От холода, пронизывающего до костей, от одиночества и изнуряющей болезни, запахи очага и кухни, сменяющие друг друга, подгоняющие друг друга, тут же превращались в манящие образы. Жаркий огонь… горячий медный самовар… стены… крыша, уходящая ввысь… ковры, подушки, одеяла ярких цветов, лежащие на земле, на чарпаях… И чапаны, плетки… Родные, дружеские, спокойные лица…
Такой была степная юрта, тяжелая внизу, легкая и заостренная вверху, сделанная из прутьев и войлока, в которой родился и провел свое детство Уроз. И теперь, когда в голове смешались все времена и все места, именно к такой юрте и вели его спирали горячечного воображения. А толчки седла казались качанием колыбели.
– Ну вот, – крикнул Мокки. – Добрались!
Уроз открыл глаза, потом закрыл, снова открыл. Тщетно. Где был тот магический круг? То былое пристанище? Откуда взялся этот бедный, задымленный очаг, где горело чуть-чуть хвороста? Эти криво висящие грязные и дырявые куски коричневой ткани? Эти изнуренные лица? Эти драные одежды?
Длинный, худой мужчина и необъятных размеров женщина вышли и низко поклонились путникам.
– Добро пожаловать к нам, и да приютит вас наша бедная лачуга наилучшим образом, – сказали они одновременно.

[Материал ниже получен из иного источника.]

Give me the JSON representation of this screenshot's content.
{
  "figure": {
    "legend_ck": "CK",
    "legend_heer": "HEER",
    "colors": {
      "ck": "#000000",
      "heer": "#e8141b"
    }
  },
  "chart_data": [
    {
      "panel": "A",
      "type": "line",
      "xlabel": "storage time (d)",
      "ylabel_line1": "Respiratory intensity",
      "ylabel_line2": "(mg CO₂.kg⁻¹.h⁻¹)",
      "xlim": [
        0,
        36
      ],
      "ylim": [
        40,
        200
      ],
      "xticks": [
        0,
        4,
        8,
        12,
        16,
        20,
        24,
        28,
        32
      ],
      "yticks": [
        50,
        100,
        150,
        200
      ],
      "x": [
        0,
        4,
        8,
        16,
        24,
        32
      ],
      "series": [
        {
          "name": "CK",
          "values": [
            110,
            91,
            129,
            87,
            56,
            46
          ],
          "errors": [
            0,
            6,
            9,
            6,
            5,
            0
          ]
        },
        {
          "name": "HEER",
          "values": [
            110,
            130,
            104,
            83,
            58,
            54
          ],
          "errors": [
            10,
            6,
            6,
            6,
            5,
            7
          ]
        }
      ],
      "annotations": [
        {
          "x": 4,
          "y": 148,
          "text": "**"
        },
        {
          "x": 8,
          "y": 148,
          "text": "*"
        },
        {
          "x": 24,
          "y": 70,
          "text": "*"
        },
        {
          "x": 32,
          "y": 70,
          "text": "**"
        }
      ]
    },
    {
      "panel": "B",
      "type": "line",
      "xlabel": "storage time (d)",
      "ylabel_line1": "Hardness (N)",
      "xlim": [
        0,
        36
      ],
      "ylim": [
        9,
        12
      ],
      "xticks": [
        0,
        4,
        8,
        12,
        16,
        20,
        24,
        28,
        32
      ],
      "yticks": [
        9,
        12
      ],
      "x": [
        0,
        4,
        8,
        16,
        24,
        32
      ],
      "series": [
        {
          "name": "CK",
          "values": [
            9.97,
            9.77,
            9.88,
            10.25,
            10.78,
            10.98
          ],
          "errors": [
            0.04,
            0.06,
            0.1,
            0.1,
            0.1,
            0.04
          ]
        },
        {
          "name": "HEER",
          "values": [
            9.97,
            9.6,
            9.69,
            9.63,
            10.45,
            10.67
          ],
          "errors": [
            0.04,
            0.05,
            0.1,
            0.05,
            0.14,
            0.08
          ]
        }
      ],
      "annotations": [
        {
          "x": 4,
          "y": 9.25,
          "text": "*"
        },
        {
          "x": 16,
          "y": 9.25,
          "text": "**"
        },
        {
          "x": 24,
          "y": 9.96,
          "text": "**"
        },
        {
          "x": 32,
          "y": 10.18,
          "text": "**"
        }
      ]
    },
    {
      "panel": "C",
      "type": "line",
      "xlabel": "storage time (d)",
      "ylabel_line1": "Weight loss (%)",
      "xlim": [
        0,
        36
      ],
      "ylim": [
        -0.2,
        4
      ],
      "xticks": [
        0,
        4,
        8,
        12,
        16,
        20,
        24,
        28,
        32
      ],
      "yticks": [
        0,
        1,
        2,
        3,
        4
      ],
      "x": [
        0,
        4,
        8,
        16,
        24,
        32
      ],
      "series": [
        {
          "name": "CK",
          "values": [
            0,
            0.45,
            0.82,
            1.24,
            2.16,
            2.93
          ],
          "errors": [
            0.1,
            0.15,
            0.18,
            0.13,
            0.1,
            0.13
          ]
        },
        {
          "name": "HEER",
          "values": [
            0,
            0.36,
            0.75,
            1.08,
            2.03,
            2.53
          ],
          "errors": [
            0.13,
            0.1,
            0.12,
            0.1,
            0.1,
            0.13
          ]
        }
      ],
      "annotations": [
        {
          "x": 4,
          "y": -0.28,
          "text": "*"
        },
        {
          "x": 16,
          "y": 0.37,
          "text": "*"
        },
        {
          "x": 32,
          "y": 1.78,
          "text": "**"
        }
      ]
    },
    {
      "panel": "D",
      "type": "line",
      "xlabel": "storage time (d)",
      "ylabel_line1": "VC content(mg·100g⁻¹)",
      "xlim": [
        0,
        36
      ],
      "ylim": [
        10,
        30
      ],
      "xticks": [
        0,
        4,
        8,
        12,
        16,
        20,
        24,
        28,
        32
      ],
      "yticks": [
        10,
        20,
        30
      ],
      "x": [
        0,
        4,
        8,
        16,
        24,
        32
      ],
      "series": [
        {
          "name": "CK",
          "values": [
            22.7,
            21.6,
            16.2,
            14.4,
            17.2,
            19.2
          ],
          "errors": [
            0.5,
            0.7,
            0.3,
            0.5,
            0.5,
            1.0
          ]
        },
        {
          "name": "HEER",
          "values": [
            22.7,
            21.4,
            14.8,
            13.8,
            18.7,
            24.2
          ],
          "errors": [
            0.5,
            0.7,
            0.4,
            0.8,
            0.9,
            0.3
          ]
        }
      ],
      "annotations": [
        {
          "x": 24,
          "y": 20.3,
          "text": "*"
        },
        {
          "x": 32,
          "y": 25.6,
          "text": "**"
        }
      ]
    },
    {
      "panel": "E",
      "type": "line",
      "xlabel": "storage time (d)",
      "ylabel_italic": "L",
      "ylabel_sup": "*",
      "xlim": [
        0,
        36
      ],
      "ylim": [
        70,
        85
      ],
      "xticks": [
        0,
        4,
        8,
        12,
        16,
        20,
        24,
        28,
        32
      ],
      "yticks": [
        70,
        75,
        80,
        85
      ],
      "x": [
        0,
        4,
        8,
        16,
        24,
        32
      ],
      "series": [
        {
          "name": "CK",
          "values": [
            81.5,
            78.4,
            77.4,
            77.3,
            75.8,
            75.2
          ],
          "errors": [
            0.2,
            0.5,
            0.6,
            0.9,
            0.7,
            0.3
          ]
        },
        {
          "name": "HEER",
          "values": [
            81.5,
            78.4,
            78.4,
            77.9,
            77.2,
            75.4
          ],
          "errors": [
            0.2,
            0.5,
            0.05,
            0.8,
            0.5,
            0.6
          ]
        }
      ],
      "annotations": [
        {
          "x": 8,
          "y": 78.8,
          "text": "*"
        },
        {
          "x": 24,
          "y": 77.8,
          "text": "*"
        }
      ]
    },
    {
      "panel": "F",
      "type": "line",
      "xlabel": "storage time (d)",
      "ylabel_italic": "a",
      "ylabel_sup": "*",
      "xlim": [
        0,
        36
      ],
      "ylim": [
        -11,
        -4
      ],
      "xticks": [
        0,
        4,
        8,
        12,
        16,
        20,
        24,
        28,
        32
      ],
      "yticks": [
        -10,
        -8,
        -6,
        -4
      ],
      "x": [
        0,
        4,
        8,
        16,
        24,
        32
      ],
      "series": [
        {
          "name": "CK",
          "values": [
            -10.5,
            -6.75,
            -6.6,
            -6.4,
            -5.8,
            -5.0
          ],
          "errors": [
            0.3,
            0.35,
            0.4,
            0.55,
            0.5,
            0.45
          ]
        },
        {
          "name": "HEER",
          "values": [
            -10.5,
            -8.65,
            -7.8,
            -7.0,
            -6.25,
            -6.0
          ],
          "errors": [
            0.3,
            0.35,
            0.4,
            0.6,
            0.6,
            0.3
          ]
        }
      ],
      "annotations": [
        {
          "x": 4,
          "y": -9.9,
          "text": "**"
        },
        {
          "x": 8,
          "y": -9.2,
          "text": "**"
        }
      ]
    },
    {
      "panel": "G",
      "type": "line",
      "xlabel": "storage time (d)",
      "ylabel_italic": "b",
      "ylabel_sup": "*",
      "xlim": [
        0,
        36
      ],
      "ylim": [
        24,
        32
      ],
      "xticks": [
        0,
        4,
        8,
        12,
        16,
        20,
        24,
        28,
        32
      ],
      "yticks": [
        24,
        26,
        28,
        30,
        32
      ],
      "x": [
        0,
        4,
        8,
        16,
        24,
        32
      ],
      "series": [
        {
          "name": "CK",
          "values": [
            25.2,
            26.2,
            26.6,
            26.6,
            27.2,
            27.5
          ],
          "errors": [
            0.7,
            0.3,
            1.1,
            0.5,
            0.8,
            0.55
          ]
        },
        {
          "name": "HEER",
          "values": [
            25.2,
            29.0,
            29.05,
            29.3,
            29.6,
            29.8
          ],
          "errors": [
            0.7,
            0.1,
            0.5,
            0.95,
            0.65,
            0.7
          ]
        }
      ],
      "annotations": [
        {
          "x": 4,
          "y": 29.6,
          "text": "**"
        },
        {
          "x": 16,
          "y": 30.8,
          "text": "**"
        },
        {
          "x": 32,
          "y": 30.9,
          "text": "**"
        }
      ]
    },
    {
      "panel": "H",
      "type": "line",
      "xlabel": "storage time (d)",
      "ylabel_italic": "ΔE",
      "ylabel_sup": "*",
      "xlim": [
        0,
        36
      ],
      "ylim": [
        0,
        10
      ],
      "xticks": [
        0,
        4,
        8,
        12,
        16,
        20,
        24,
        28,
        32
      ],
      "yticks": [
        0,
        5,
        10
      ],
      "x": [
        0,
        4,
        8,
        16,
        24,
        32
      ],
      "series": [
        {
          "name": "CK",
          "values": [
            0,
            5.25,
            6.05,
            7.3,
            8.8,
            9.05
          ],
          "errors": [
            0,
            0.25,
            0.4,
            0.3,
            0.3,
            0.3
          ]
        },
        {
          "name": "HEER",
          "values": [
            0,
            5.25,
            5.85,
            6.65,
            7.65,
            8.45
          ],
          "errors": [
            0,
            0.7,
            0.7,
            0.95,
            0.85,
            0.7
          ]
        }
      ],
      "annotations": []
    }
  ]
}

Раболепие их поз и даже их голосов было так отвратительно, что к Урозу вернулось чувство реальности. В горных долинах Гиндукуша степные юрты не привились. И попал он, со своей болью и усталостью, не в семью благородных всадников, а к людям еще более презренным, чем джат, – к людям малого кочевого племени, живущим грабежом и попрошайничеством. На сезонные работы их нанимали за смехотворные цены. Причиной всеобщего презрения к ним была вовсе не их бедность. Гордая нищета вызывает скорее уважение. У этих же страх перед бедностью пересилил и честь, и желание соблюдать приличия. Не было такого недостойного поступка, который бы они не согласились совершить за самую что ни на есть малую мзду.
Грузная женщина и мужчина с тоненькими, как у паука, конечностями склонились перед Джехолом. По мере того, как из тени, преодолеваемой светом от костра, отчетливее проступали формы великолепного коня, они опускали головы все ниже, гнули спины все сильнее.